## TL;DR
AI classifies every pixel of Earth -- mapping forests, cities, cropland, and water at 10m resolution, updated annually. From ESA's WorldCover global map to Google's near-real-time Dynamic World, deep learning on satellite imagery gives humanity an unprecedented view of how our planet is changing.
## Core Explanation
Land use AI: (1) Classification -- assign every pixel a land cover class. Sentinel-2 (13 spectral bands, 10m) provides rich multi-spectral data. Models: U-Net (encoder-decoder with skip connections), DeepLabV3 (atrous spatial pyramid pooling), SegFormer (transformer-based); (2) Change detection -- compare two images (T1 and T2). Methods: Siamese CNN (shared encoder, difference in features), STANet (spatial-temporal attention), and post-classification comparison (classify both, then compare); (3) Object-based -- segment image into objects (superpixel segmentation), classify each object.
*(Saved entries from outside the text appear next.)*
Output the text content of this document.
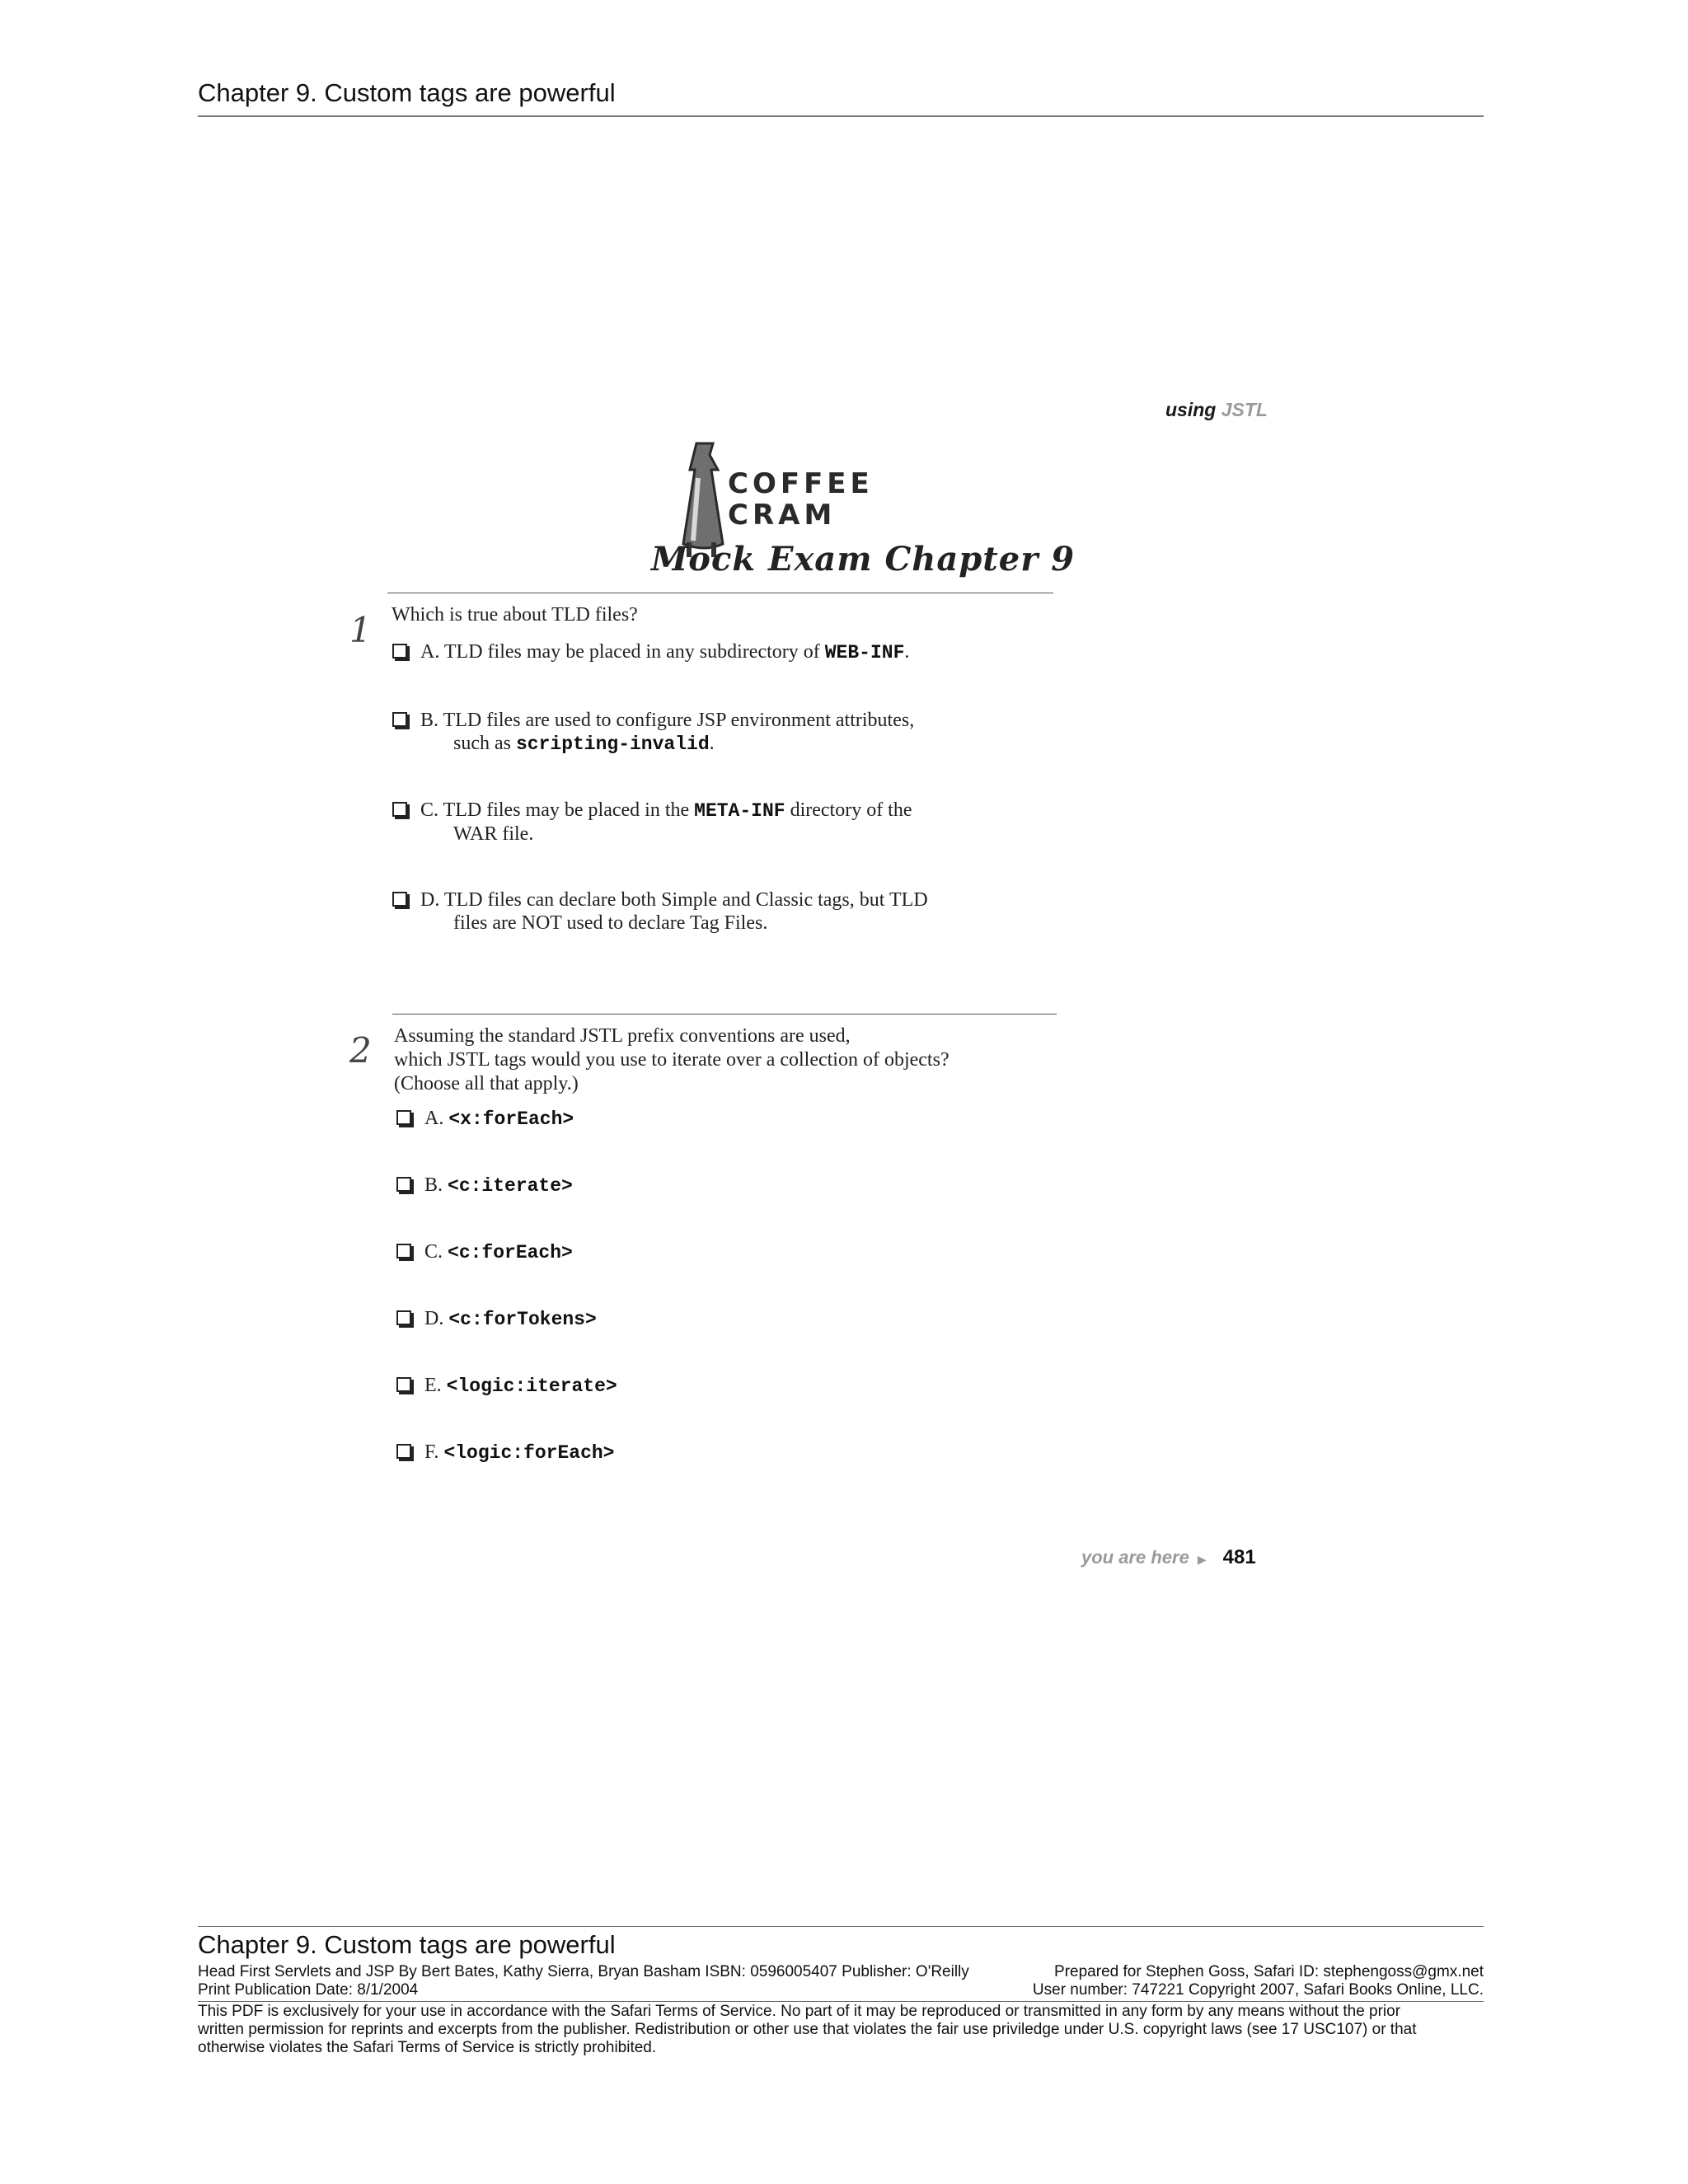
Chapter 9. Custom tags are powerful
using JSTL
COFFEE
CRAM
Mock Exam Chapter 9
1 Which is true about TLD files?
A. TLD files may be placed in any subdirectory of WEB-INF.
B. TLD files are used to configure JSP environment attributes,
such as scripting-invalid.
C. TLD files may be placed in the META-INF directory of the
WAR file.
D. TLD files can declare both Simple and Classic tags, but TLD
files are NOT used to declare Tag Files.
2 Assuming the standard JSTL prefix conventions are used,
which JSTL tags would you use to iterate over a collection of objects?
(Choose all that apply.)
A. <x:forEach>
B. <c:iterate>
C. <c:forEach>
D. <c:forTokens>
E. <logic:iterate>
F. <logic:forEach>
you are here ▶ 481
Chapter 9. Custom tags are powerful
Head First Servlets and JSP By Bert Bates, Kathy Sierra, Bryan Basham ISBN: 0596005407 Publisher: O'Reilly	Prepared for Stephen Goss, Safari ID: stephengoss@gmx.net
Print Publication Date: 8/1/2004	User number: 747221 Copyright 2007, Safari Books Online, LLC.
This PDF is exclusively for your use in accordance with the Safari Terms of Service. No part of it may be reproduced or transmitted in any form by any means without the prior
written permission for reprints and excerpts from the publisher. Redistribution or other use that violates the fair use priviledge under U.S. copyright laws (see 17 USC107) or that
otherwise violates the Safari Terms of Service is strictly prohibited.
Reduces salt-and-pepper noise of pixel-level classification; (4) Foundation models -- Prithvi (NASA+IBM geospatial FM) and SatMAE pretrained on massive satellite data, fine-tuned for land use.
## Detailed Analysis
ESA WorldCover: production pipeline uses Sentinel-2 (10m, 5-day revisit) + Sentinel-1 (SAR for cloud penetration). AI classifier (random forest + temporal features) produces 11-class map covering entire Earth, updated annually. Google Dynamic World: near-real-time (updated every 2-5 days) land cover classification using Sentinel-2 + deep learning. 9 classes, 10m resolution. Importance: captures seasonal dynamics (snow cover, flooding, crop cycles). Applications: (1) Deforestation monitoring -- Global Forest Watch detects deforestation weekly via satellite AI; (2) Agriculture -- annual crop type maps (CropScape for US), planted area estimation, yield forecasting; (3) Urban planning -- informal settlement detection, impervious surface mapping, urban heat island analysis; (4) Disaster -- building damage assessment from before/after satellite imagery (xView2). Key challenge: temporal consistency -- pixels should not randomly change class between annual maps due to model noise.